I found this question in a book and I am trying to answer it by myself. Here's the question and my solution.

A flywheel rotates with constant angular velocity. Does a point on its rim have a tangential acceleration? A radial acceleration? Are these accelerations constant in magnitude? In direction? In each case give the reasoning behind your answer.

The point on the rim of the flywheel is rotating in a circle. Therefore, the direction of its velocity is changing. Therefore, the point must have a radial acceleration.

The point is rotating with constant angular speed. Therefore, its linear speed is constant.
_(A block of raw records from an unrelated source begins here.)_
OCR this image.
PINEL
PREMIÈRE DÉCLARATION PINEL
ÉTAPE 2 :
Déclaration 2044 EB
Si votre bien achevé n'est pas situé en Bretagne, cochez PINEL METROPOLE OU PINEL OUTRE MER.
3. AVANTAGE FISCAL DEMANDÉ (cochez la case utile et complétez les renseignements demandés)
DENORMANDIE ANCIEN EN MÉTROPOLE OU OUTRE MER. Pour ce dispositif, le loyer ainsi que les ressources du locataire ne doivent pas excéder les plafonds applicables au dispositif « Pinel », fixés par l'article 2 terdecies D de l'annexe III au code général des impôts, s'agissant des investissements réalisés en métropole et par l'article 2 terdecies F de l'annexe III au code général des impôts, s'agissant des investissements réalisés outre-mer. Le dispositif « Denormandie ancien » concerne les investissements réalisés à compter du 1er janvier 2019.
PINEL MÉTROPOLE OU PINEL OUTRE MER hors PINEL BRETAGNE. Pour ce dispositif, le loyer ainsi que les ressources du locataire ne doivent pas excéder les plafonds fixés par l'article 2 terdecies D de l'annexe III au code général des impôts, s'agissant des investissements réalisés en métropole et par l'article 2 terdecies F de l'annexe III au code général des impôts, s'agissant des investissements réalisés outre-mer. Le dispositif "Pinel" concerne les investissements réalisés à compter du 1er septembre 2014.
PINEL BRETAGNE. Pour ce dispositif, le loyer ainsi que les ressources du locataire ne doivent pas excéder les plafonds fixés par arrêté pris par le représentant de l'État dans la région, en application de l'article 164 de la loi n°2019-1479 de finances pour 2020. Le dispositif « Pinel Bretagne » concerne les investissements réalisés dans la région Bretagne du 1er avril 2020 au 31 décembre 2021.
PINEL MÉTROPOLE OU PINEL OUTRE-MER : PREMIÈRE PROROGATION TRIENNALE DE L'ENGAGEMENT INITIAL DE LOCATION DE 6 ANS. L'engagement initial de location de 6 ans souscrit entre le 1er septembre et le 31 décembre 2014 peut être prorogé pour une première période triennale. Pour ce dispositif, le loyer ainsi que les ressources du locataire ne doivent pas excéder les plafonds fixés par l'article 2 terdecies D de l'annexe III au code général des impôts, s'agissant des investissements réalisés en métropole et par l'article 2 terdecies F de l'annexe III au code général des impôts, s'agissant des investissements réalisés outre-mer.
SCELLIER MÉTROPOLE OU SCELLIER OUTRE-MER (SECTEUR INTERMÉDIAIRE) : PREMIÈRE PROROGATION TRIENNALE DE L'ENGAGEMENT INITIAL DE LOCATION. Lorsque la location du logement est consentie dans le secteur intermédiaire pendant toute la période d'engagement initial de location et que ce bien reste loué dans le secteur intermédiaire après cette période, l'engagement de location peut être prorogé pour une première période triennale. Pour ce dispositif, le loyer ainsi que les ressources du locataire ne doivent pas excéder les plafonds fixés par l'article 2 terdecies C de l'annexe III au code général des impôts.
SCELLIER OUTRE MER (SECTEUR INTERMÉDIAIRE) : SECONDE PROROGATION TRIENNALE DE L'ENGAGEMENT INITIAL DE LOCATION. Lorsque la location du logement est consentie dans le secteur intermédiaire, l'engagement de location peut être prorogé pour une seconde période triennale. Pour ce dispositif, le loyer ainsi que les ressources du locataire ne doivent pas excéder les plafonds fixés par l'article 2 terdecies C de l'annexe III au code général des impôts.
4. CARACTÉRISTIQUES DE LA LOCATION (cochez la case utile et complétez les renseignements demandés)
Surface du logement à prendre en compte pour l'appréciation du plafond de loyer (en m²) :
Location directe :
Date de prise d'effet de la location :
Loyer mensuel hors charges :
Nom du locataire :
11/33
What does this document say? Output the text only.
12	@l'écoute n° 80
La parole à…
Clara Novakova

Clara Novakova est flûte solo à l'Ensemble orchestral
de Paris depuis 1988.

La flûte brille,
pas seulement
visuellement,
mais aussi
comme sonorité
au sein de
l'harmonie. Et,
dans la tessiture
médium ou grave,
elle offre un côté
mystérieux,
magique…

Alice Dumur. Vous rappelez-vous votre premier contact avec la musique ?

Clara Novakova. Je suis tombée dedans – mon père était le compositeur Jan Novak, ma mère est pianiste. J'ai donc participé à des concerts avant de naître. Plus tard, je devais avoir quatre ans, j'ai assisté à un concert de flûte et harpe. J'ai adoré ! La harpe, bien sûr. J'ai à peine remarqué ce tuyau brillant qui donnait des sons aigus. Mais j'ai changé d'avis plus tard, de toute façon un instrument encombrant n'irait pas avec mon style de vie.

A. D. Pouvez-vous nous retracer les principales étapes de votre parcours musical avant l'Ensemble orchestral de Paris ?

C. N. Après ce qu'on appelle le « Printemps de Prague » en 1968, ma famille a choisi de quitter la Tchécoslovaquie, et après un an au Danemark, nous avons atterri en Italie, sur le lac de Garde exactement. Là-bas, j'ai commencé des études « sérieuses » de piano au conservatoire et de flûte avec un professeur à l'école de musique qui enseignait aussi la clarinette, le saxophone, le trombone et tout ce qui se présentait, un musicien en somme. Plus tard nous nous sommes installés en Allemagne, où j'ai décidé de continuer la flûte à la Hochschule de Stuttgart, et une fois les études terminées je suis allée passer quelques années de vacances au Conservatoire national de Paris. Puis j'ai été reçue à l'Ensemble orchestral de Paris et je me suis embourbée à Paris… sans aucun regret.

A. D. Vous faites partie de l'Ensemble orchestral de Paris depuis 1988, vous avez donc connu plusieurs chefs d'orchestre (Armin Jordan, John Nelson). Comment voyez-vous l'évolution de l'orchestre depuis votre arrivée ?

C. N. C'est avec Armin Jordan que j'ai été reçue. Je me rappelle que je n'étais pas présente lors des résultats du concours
Therefore, the point does not have a tangential acceleration.

a_rad = rω². In other words, the radial acceleration is a function of the radius of the circle and the angular speed of the point. Both are constant. So, the radial acceleration is constant in magnitude.

The point is rotating in a circle. Therefore, at each instant of time, the radial acceleration points from the particle to the centre of the circle. Therefore, as the particle rotates, the direction of the radial acceleration keeps changing.

a_tan = r\alpha. In other words, the tangential acceleration depends on the magnitude of the angular acceleration. This equals 0. Therefore, the tangential acceleration is non-existent in this case (as was shown before).



I would be grateful if you point out the flaws in my solution.

 

[tiny-tim]

hi failexam!

all looks good

(except you should have written |a_r|, and probably the last pargraph isn't necessary )

 

[Philip Wood]

Yes, an excellent answer. It would, I think, be good to have a vector diagram (of subtraction of velocities) to show why the acceleration is radial (paras 3 and 6).